Une étude démontre que le cerveau profite des moments où l'on dort pour se nettoyer. Une découverte qui permettrait d'avancer dans la lutte contre la maladie d'Alzheimer.

Pendant le sommeil, le cerveau élimine les toxines accumulées pendant la phase d\'éveil.
Pendant le sommeil, le cerveau élimine les toxines accumulées pendant la phase d'éveil. ( SCIENCE PHOTO LIBRARY / AFP )
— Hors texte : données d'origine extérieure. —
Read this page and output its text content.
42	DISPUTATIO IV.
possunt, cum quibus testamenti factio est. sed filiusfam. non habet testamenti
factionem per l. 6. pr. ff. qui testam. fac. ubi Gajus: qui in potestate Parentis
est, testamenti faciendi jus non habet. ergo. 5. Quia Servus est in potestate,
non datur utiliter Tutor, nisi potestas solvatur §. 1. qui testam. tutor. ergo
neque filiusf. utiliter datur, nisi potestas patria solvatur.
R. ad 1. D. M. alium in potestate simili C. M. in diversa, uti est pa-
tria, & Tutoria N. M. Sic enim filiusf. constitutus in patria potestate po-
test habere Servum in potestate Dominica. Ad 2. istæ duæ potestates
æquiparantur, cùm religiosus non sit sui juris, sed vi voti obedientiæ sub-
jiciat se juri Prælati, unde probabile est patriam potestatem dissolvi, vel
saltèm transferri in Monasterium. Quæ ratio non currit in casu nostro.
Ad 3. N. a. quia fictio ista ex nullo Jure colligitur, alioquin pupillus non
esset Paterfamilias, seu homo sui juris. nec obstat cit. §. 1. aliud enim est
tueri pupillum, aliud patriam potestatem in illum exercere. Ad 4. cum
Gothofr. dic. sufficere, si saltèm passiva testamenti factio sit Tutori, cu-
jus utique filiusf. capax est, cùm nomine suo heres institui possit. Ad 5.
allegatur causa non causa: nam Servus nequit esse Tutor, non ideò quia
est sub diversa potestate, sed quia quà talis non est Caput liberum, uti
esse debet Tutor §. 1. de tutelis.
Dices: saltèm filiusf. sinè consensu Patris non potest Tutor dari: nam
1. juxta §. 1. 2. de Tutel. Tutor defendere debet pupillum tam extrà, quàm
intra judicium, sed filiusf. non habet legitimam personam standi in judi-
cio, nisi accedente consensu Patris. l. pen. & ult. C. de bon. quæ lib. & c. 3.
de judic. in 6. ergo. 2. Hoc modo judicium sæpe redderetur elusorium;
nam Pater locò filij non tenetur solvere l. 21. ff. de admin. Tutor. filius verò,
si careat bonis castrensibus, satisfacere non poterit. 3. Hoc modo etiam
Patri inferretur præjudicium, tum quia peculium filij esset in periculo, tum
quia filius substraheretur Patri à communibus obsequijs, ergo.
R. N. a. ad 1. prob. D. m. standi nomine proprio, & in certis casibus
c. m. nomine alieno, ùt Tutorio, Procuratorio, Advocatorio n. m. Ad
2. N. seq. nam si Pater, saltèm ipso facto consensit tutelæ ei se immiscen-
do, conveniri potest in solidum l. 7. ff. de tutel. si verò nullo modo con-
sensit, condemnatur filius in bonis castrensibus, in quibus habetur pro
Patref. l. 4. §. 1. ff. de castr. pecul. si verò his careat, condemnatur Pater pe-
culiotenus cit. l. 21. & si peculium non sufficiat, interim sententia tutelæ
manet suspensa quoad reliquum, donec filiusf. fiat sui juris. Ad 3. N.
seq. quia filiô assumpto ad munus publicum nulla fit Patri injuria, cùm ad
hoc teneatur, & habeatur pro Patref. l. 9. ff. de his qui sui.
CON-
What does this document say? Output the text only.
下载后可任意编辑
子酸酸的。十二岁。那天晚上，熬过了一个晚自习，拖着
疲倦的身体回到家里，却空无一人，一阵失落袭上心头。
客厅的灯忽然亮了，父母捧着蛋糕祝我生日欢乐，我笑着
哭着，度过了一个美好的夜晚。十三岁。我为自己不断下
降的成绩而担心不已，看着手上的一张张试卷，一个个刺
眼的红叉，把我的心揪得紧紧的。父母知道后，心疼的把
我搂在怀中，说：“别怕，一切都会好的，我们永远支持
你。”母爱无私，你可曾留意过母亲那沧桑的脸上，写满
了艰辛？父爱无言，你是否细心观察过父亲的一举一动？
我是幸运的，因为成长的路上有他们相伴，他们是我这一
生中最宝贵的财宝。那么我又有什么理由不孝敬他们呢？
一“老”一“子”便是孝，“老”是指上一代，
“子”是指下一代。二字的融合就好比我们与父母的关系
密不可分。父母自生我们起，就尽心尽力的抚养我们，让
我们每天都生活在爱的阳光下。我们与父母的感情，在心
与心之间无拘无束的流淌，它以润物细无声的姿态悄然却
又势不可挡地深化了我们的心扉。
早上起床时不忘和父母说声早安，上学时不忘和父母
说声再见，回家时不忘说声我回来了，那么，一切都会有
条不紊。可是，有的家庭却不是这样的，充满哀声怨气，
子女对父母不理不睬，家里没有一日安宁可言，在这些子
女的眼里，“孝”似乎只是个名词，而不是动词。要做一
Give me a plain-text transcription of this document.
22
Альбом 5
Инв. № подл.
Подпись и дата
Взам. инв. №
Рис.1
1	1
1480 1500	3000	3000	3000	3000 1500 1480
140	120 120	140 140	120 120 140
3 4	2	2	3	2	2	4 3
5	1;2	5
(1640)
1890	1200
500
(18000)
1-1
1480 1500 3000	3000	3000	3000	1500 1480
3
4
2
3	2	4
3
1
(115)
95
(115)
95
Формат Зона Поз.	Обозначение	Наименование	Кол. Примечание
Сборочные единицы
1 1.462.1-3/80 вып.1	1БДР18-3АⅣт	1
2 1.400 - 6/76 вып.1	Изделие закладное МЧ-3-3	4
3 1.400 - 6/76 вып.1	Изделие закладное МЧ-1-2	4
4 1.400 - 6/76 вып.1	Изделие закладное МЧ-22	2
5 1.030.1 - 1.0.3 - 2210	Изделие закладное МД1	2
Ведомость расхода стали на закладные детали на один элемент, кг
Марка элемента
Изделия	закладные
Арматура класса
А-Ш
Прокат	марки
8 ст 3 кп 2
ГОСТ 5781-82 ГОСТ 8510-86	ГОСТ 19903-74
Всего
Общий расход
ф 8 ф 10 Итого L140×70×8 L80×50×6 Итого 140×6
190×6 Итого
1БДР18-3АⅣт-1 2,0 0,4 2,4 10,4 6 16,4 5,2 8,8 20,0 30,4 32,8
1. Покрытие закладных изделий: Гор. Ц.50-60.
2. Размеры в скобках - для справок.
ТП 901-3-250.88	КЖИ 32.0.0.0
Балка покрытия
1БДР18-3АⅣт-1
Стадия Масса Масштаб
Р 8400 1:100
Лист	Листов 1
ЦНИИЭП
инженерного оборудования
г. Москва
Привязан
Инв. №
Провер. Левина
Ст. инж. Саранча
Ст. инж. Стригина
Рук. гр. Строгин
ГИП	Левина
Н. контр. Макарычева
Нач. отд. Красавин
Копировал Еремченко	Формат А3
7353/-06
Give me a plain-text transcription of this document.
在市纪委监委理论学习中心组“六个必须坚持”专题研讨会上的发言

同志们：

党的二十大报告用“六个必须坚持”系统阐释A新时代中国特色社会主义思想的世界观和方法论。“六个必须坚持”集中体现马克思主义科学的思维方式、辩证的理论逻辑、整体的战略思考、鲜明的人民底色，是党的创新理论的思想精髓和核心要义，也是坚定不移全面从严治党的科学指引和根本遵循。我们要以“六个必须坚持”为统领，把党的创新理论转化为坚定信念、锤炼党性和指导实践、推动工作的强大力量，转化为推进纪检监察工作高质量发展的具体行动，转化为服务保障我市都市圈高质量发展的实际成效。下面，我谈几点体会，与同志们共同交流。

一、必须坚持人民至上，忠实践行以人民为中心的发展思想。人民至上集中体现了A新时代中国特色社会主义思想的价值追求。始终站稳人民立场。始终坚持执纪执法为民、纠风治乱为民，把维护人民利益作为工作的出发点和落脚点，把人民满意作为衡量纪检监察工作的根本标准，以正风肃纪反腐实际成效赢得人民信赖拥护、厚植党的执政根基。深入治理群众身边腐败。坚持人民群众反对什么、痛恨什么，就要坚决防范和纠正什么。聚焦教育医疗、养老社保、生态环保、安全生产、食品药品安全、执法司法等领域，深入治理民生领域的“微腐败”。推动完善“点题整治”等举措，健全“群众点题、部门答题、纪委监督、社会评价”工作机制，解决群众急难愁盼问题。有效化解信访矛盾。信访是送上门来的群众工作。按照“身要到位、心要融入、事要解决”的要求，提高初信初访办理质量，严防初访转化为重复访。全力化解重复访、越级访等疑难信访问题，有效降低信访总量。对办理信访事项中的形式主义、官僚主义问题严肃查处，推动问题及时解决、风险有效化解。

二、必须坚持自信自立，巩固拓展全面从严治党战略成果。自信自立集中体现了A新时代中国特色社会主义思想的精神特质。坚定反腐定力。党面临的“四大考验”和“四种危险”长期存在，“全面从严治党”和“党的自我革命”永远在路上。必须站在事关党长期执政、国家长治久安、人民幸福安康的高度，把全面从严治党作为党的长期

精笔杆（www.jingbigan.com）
Dormir améliore le fonctionnement du cerveau. Une étude publiée par Science (en anglais), vendredi 18 octobre, et relayée par Le Monde explique que, pendant les phases de sommeil, l'organisme enclenche la fonction "nettoyage" à l'intérieur du crâne, pour éliminer les déchets accumulés au cours de la journée en raison de l'activité neuronale. La découverte permettrait de faire avancer les recherches sur plusieurs maladies cérébrales, comme la maladie d'Alzheimer.

Les scientifiques savaient déjà que les troubles du sommeil pouvaient être responsables de prises de poids ou de problèmes cardiaques. Ils affirment désormais que dormir est essentiel pour le fonctionnement cérébral. Le travail de nettoyage, qui assurerait la fonction récupératrice du sommeil, s'effectue grâce à un système unique, fortement actif lorsque le corps se repose. Par ailleurs, les chercheurs ont découvert que l'espace intercellulaire augmenterait de 60 % pendant le sommeil, permettant aux toxines de mieux s'évacuer.

Une avancée pour lutter contre la maladie d'Alzheimer

Supprimer les toxines du cerveau s'avère crucial pour le bon fonctionnement du corps. Elles peuvent provoquer des pathologies neurologiques. Les conclusions de l'étude pourraient ainsi permettre de trouver des traitements pour les maladies comme Alzheimer.

Toutes les espèces animales ont besoin de sommeil, même si le fait de dormir expose la plupart des animaux aux dangers des prédateurs. Preuve du caractère indispensable du sommeil. Dormir répond donc à une fonction essentielle dans l'évolution, expliquent les chercheurs. Une mauvaise nouvelle pour les Français, qui, selon une étude de 2012, sont fâchés avec leur oreiller.